Highly efficient iridium(iii) phosphors with a 2-(4-benzylphenyl)pyridine-type ligand and their high-performance organic light-emitting diodes

Abstract

A series of new cyclometalated iridium(III) complexes containing a methyl or a trifluoromethyl substituted 2-(4-benzylphenyl)pyridine molecular framework have been synthesized and characterized. All these complexes are amorphous and possess excellent thermal stabilities. Arising from the propensity of the tetrahedral geometry of the CH₂ moiety in the benzyl group, this could make the metal complexes less crystalline, attain more morphologically stable thin-film formation and reduce the triplet–triplet annihilation process, especially in the solid state.

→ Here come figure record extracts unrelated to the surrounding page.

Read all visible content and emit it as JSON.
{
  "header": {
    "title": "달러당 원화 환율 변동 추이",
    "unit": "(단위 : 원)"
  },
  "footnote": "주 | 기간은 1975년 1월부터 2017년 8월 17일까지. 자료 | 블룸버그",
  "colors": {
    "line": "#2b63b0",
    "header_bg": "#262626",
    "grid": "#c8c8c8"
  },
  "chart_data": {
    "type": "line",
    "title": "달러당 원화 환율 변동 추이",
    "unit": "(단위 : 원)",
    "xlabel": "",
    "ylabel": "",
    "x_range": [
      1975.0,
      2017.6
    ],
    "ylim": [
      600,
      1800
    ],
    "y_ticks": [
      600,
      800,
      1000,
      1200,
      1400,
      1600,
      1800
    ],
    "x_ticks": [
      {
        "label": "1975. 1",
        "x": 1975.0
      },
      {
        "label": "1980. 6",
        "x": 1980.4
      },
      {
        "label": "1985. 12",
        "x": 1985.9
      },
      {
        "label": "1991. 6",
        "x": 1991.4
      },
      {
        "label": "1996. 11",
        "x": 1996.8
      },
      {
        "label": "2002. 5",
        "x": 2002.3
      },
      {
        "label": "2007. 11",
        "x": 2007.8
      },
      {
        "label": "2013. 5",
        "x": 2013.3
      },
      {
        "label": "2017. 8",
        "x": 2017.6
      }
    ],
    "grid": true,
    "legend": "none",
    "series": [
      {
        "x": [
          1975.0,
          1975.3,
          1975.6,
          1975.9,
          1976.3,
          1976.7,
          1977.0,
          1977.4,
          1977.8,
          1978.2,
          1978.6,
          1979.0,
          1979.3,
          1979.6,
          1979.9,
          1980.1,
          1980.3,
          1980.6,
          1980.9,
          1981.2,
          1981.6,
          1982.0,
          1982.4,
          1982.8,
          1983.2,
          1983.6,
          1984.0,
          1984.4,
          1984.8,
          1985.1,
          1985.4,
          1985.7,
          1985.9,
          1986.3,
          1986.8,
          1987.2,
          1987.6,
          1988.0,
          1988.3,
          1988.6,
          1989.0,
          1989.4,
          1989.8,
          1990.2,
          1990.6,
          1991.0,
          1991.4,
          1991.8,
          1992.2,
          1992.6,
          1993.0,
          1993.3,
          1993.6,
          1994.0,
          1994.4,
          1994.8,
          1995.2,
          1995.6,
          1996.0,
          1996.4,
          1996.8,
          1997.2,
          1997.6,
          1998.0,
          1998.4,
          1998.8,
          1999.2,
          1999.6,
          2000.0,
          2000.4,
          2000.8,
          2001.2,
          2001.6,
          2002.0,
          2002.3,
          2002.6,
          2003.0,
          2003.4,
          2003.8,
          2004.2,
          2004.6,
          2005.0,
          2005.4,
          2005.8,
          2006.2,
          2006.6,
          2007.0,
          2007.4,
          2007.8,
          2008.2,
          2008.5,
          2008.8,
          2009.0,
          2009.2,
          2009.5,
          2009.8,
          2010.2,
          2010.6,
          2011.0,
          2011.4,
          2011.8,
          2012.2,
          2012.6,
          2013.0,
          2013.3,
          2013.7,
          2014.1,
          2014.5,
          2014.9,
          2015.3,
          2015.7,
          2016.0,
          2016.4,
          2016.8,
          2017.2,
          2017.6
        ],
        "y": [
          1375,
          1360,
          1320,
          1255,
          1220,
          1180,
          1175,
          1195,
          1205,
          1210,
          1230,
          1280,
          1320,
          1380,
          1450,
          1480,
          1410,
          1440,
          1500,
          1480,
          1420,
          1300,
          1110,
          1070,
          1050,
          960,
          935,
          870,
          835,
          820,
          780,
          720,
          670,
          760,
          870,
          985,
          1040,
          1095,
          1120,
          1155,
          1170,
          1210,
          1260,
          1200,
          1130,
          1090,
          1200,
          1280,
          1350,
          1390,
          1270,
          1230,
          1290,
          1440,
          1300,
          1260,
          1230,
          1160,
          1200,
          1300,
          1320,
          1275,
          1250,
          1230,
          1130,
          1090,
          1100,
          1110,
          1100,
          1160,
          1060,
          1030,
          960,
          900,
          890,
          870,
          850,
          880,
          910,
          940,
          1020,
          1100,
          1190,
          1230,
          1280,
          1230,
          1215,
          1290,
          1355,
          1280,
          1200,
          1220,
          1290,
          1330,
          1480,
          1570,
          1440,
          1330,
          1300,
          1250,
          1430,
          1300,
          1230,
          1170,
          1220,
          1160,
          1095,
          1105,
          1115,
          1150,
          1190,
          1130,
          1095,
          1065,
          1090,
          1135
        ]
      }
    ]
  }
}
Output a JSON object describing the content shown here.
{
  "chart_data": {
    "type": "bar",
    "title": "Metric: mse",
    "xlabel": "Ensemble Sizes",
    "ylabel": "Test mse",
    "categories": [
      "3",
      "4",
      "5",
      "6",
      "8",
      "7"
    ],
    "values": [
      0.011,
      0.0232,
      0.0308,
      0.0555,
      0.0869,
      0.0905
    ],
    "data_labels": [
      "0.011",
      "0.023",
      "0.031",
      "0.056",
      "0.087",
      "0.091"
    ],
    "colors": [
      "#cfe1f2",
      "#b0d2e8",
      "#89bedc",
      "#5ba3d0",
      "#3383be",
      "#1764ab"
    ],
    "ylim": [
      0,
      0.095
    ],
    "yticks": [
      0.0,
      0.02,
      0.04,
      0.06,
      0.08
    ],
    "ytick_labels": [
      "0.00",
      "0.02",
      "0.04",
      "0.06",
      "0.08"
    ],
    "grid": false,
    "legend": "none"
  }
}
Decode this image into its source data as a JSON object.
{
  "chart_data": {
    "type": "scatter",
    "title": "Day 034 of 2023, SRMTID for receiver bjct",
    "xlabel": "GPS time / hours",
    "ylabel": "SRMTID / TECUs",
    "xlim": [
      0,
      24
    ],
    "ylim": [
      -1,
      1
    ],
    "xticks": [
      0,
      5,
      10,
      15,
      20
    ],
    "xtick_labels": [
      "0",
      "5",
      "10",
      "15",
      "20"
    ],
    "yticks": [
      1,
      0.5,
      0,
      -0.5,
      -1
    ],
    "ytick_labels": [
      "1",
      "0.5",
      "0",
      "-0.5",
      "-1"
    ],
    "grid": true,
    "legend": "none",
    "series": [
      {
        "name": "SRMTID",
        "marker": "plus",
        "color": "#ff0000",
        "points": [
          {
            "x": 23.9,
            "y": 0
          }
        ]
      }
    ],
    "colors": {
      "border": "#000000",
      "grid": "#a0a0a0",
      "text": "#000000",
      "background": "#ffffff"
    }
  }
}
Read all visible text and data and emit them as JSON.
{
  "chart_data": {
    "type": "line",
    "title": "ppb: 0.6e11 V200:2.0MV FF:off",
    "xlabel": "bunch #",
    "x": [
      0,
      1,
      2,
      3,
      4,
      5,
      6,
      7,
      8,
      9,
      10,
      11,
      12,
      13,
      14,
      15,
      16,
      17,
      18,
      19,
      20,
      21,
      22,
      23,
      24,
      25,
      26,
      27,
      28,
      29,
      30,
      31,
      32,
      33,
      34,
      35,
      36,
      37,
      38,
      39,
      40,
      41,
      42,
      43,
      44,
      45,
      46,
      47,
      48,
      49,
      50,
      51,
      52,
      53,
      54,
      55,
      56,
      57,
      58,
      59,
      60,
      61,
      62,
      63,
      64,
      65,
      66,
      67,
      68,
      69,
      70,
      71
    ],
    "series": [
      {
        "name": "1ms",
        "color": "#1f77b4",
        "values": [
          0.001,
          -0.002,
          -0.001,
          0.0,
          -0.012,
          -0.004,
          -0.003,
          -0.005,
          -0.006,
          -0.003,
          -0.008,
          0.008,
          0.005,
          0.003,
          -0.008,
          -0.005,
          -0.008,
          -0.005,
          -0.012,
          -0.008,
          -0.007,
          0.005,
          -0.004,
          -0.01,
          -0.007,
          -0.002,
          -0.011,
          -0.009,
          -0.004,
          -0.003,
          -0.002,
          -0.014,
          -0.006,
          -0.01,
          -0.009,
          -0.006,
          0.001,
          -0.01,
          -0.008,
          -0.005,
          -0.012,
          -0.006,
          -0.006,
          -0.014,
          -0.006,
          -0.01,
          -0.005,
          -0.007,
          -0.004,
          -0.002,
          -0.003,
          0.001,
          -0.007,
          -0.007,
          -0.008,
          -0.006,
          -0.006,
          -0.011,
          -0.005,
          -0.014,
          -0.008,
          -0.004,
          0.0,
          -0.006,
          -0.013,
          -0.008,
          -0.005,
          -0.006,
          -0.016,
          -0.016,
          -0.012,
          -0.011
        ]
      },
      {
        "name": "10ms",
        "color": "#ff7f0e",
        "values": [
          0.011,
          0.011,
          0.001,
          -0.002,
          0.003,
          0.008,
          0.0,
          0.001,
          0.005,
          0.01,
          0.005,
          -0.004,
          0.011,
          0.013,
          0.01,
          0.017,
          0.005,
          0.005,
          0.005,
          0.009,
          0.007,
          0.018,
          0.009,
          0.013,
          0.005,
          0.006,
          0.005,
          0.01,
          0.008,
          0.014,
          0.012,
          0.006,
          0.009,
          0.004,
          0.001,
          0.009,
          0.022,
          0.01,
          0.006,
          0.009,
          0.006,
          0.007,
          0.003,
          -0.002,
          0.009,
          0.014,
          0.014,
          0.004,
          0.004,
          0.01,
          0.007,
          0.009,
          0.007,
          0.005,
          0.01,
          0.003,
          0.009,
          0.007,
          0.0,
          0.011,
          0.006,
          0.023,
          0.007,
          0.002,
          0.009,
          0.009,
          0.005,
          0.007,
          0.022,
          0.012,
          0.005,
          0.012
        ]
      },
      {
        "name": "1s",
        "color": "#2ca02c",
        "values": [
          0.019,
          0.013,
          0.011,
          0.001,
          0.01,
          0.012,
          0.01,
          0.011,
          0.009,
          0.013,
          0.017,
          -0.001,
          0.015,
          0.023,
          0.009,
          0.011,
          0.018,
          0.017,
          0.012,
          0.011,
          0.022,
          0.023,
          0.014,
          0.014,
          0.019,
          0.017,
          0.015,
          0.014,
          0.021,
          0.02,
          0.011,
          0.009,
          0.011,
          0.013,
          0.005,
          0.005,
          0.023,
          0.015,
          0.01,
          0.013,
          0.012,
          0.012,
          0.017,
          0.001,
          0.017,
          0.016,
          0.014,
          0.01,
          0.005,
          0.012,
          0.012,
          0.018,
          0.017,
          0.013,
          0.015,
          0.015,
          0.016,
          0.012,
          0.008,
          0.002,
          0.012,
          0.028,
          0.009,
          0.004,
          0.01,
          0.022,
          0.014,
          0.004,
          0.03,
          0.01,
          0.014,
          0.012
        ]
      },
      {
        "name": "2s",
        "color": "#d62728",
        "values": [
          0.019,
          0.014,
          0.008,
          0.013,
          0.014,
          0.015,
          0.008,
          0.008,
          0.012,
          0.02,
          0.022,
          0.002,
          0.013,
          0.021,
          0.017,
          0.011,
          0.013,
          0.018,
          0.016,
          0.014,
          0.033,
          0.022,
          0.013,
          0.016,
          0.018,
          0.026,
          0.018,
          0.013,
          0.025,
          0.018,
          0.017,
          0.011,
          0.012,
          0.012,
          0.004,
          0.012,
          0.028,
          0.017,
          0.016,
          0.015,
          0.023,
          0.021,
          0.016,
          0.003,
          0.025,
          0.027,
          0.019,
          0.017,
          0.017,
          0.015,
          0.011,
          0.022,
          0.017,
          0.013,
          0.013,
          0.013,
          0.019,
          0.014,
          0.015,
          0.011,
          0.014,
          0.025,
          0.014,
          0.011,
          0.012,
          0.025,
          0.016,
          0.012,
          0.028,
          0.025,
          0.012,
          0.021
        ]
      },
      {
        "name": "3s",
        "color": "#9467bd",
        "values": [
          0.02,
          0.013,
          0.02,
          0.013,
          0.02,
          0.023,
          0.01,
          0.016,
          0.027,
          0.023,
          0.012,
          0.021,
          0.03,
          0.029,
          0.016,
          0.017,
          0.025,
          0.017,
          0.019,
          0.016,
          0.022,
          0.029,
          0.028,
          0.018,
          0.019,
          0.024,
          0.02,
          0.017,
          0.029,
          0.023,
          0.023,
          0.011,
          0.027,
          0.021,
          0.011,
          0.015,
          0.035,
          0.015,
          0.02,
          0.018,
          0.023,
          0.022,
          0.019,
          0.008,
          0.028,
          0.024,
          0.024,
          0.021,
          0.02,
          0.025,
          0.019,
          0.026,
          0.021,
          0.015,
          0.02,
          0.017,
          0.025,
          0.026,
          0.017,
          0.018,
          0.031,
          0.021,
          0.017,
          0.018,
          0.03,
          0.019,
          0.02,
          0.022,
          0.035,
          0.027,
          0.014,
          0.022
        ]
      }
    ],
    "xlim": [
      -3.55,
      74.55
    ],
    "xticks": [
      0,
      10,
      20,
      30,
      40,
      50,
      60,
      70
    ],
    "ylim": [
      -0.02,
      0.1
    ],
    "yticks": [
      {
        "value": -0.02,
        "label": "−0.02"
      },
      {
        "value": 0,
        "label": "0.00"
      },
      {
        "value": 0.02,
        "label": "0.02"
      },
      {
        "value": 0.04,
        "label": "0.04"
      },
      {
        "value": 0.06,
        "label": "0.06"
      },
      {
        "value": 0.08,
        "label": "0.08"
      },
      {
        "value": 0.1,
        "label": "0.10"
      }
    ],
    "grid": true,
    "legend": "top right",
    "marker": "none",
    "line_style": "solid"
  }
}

The optical, electrochemical, and photo- and electrophosphorescence traits of these iridium(III) phosphors have been studied in terms of the electronic nature of the pyridyl ring substituents. Electrophosphorescent organic light-emitting diodes (OLEDs) with attractive device performance can be fabricated based on these materials. The best electroluminescent (EL) performance can be obtained with a maximum current efficiency (η_L) of 76.3 cd A⁻¹, a maximum power efficiency (η_P) of 51.1 lm W⁻¹, a maximum external quantum efficiency (η_ext) of 21.4% and a pure green CIE color coordinates of (0.27, 0.64). The present work provides a simple way to enhance the OLED performance by simply modifying the molecular design of the benchmark emitters, which show great potential for application in multicolor displays.